Все девушки и наши товарищи-мужчины держат себя так, как будто боятся, чтобы их не заподозрили в изяществе и благородстве манер. Говорят нарочно развязным, грубым тоном, с хлопаньем руками по спине. И слова выбирают наиболее грубые, используя для этого весь уличный жаргон, вроде гнусного словечка: “даешь”.

<…>

И вот это пренебрежение ко всему красивому, чистому и здоровому приводит к тому, что в наших интимных отношениях такое же молодечество, грубость, бесцеремонность, боязнь проявления всякой человеческой нежности, чуткости и бережного отношения к своей подруге – женщине или девушке.

И все это из-за боязни выйти из тона неписаной морали нашей среды.

<…>

Вчера мы в первый раз пошли в сумерки вместе. Над городом уже спускалась вечерняя тишина, когда все звуки становятся мягче, воздух – прохладнее и из скверов тянет свежим весенним запахом сырой земли.

– Зайдем ко мне, – я живу недалеко, – сказал он.

– Нет, я не пойду.

– Этикет?..

– Никакой не этикет. Это, во-первых. А во-вторых, сейчас так хорошо на воздухе.

Он пожал плечами.

<…>

– Не хочешь – не нужно, – сказал он спокойно.

– Да, я не хочу. Раз нет любви, то ведь вам решительно все равно, какую женщину ни целовать. Если бы на моем месте была другая, вы бы также и ее захотели целовать.

– Совершенно правильно, – ответил он. – Женщина тоже целует не одного только мужчину. У нас недавно была маленькая пирушка, и невеста моего приятеля целовала с одинаковым удовольствием как его, так и меня. А если бы еще кто-нибудь подвернулся, она и с тем бы точно так же. А они женятся по любви, с регистрацией и прочей ерундой.

Все мое существо возмущалось, когда я слушала, что он говорил. Мне казалось, что я уже не так безразлична для него, сколько раз я встречала его взгляд, который всегда находил меня, когда я была даже в тесной толпе университетской молодежи. И зачем нужно было портить этот необыкновенный весенний вечер, когда хочется не грубых, развязных, а нежных и тихих слов.

<…>

– Давай сядем здесь, – сказал он, подходя к следующему диванчику. Я поняла, что он хочет сесть, чтобы взглядывать на нее.

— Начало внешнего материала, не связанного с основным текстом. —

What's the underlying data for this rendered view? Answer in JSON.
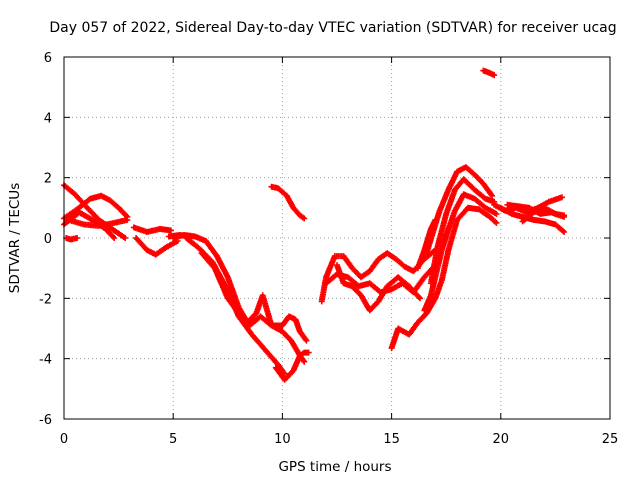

Мне вдруг почему-то стало так нехорошо, что хотелось плакать, сама не знаю почему. Не зная, что со мной делается, я сказала:

– Мне не хочется идти с вами… До свидания, я пойду налево.

Он остановился, видимо, озадаченный.

– Почему? Тебе не нравится, что я так откровенно говорю? Лучше прикрашивать и врать?

– Очень жаль, что у вас нет ничего, что не нуждалось бы в при-крашивании.

– Что ж поделаешь-то, – сказал он, как бы не сразу поняв, что я сказала. – Ну, что же, в таком случае до свидания. Только зря, – прибавил он, задержав мою руку в своей… – Зря. – И, бросив мою руку, пошел, не оглядываясь, к своему дому.

Этого я тоже не ожидала. Я думала, что он не уйдет.

<…>

Я вошла в темный подъезд старого каменного дома, откуда пахнуло, после теплого, точно гретого воздуха майской ночи, еще зимним холодом непрогревшихся стен.

Это такой подъезд, каких еще много в Москве и теперь: немытые много лет пыльные стекла входных дверей с остатками приклеенных объявлений, грязная затасканная лестница с пылью, окурками, с карандашными надписями.

Он совершенно не ожидал увидеть меня. И, видимо, готовился сесть за работу. У стены стоял сколоченный из тонких досок узенький стол, похожий на козлы-подмостки, которыми маляры пользуются при окраске стен. Над столом была электрическая лампочка на спускающемся с потолка шнуре, притянутая со средины комнаты и прикрепленная к гвоздю в стене над столом.

– О, да ты герой! – воскликнул он. – Передумала, видно? Тем лучше.

Он, засмеявшись, подошел ко мне и взял за руку. То ли он хотел ее поцеловать, то ли погладить, но не сделал ни того ни другого.

– Мне неприятно, что мы поссорились, – сказала я, – и мне захотелось это загладить.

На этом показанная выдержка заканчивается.